Il commento

Programma di governo: luce verde dai risk manager

Alessandro De Felice, presidente di Anra: “Green deal, sicurezza del territorio e contratto al dissesto idrogeologico, sostegno al Made in Italy e al settore agroalimentare sono punti che accogliamo con favore”

Pubblicato il 10 Set 2019

A. S.

Il programma del nuovo governo guidato da Giuseppe Conte riceve un’accoglienza positiva dai risk manager, che puntano i loro riflettori su quattro punti “significativi” citati nel documento: il “Green new deal”, la messa in sicurezza del territorio, il rafforzamento dell’export e del Made in Italy e il sostegno al settore agroalimentare. 

A spiegare la posizione dell’Anra, associazione nazionale dei Risk manager e Responsabili assicurazioni aziendali, è il presidente Alessandro De Felice, che parte proprio da Green New Deal: “Finalmente – sottolinea – si riconosce in maniera ufficiale a livello nazionale un trend che sta sempre più guidando il mercato internazionale. Negli ultimi anni i valori di sostenibilità sono diventati imprescindibili, in parte perché legati al rispetto delle normative esistenti in materia ambientale, sociale e di governance, in parte perché tutti gli stakeholder si attendono sempre più comportamenti etici e virtuosi da parte delle imprese. Anra sostiene da tempo che il governo del rischio è una delle colonne portanti della sostenibilità d’impresa nelle aziende più mature.

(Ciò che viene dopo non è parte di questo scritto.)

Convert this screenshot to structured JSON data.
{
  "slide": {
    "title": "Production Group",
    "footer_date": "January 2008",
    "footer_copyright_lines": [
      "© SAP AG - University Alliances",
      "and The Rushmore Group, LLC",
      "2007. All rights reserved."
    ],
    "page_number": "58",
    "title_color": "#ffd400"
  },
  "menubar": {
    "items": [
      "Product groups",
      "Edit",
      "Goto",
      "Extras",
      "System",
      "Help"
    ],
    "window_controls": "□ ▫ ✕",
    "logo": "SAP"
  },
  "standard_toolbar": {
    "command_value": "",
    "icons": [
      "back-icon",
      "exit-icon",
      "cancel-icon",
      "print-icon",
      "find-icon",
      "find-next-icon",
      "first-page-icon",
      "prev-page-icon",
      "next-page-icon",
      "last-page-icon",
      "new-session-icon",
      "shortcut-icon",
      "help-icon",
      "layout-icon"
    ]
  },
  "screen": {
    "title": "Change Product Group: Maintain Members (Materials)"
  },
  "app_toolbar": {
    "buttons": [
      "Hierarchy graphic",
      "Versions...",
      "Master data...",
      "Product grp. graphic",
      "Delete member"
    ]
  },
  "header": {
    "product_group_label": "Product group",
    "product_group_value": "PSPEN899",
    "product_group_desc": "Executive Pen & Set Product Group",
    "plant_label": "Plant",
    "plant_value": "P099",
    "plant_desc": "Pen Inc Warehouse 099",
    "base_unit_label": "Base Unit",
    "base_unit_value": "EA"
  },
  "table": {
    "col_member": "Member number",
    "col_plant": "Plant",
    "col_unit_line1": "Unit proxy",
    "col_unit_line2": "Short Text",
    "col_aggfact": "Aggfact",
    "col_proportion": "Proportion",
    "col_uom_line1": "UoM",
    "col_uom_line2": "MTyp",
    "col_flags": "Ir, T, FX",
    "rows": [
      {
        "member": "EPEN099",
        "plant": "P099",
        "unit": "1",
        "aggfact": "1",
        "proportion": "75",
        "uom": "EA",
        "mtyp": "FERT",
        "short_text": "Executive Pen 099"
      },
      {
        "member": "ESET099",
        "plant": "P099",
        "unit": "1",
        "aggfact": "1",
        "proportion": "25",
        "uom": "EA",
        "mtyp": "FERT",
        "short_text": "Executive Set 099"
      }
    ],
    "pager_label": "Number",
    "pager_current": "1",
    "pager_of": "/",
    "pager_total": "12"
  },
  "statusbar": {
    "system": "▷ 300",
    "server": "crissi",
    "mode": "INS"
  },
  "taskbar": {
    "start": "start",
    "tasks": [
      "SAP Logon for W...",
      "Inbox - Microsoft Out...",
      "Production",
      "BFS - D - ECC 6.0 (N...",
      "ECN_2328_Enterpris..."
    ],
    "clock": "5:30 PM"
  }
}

La speranza è che con questo punto del programma il Governo realizzi attività e piani che avranno una conseguenza a cascata e coinvolgano in un disegno di sostenibilità diffusa anche le Pmi”.

Quanto al potenziamento delle politiche per la messa in sicurezza del territorio e per il contrasto al dissesto idrogeologico, “È importante – sostiene De Felice – che la popolazione e i territori locali siano sensibilizzati in merito a questo tema e che vengano coinvolti nelle azioni che il Governo deciderà di intraprendere. L’Italia ha tradizionalmente un approccio fatalista anziché di gestione del rischio: basti ricordare che su 13 milioni di abitazioni assicurate, solo 800mila hanno un’estensione contro le catastrofi naturali, nonostante il 60% della ricchezza degli italiani sia di tipo immobiliare e il 44% del territorio sia ad alto rischio sismico. Anche tra chi gestisce i beni pubblici si è diffusa negli anni passati un’errata concezione di ‘cultura dell’emergenza’, interpretata nel senso di abituarsi a uno stato emergenziale perenne, quando invece dovrebbe voler dire codificare prassi condivise, protocolli che includano il settore privato, quello peritale, quello del ripristino dei danni e quello assicurativo. Che tutto ciò venga finalmente riconosciuto e incluso in un programma istituzionale è un segnale positivo che fa ben sperare”.

Sul rafforzamento dell’export e il sostegno del Made in Italy De Felice evidenzia come “La mappa dei rischi Sace è uno studio su cui da anni portiamo l’attenzione e che viene utilizzata come base per strutturare modelli di condivisione dei rischi tra le imprese nostre socie e gli attori del settore assicurativo. Le previsioni per il 2019 invitavano a considerare principalmente le turbolenze nei paesi emergenti, il rallentamento dell’economia statunitense, le azioni di protezionismo, la volatilità del mercato azionario Usa, il crescente indebitamento globale e le conseguenze di una Brexit non regolata da accordi. Previsioni che le imprese che fanno Risk Management considerano e includono nelle proprie strategie con il dovuto anticipo, e che si rivelano una bussola affidabile nelle attività con l’estero”.

Infine il sostegno settore agricolo e agroalimentare: “Questi settori – conclude De Felice – sono allo stesso tempo anche quelli esposti a numerosi fattori di rischio: dai cambiamenti climatici alla crisi idrica, dai dazi doganali imposti dai paesi che stanno adottando politiche protezioniste alla mancata tutela del marchio al di fuori dei confini europei. Negli USA, ad esempio, dopo il fallimento dei trattati per il TTIP (formalmente ancora in sospeso dai primi negoziati del 2013) oggi possono circolare ed essere legalmente venduti una serie di prodotti che imitano per nome e composizione quelli italiani, causando una situazione che, oltre a togliere potenziale mercato al nostro export, può causare danni in termini reputazionali e di immagine. Diventa dunque strategico adottare provvedimenti e politiche finalizzate alla lotta contro lo sfruttamento dell’Italian Sounding ed alla tutela dell’originalità delle nostre eccellenze”.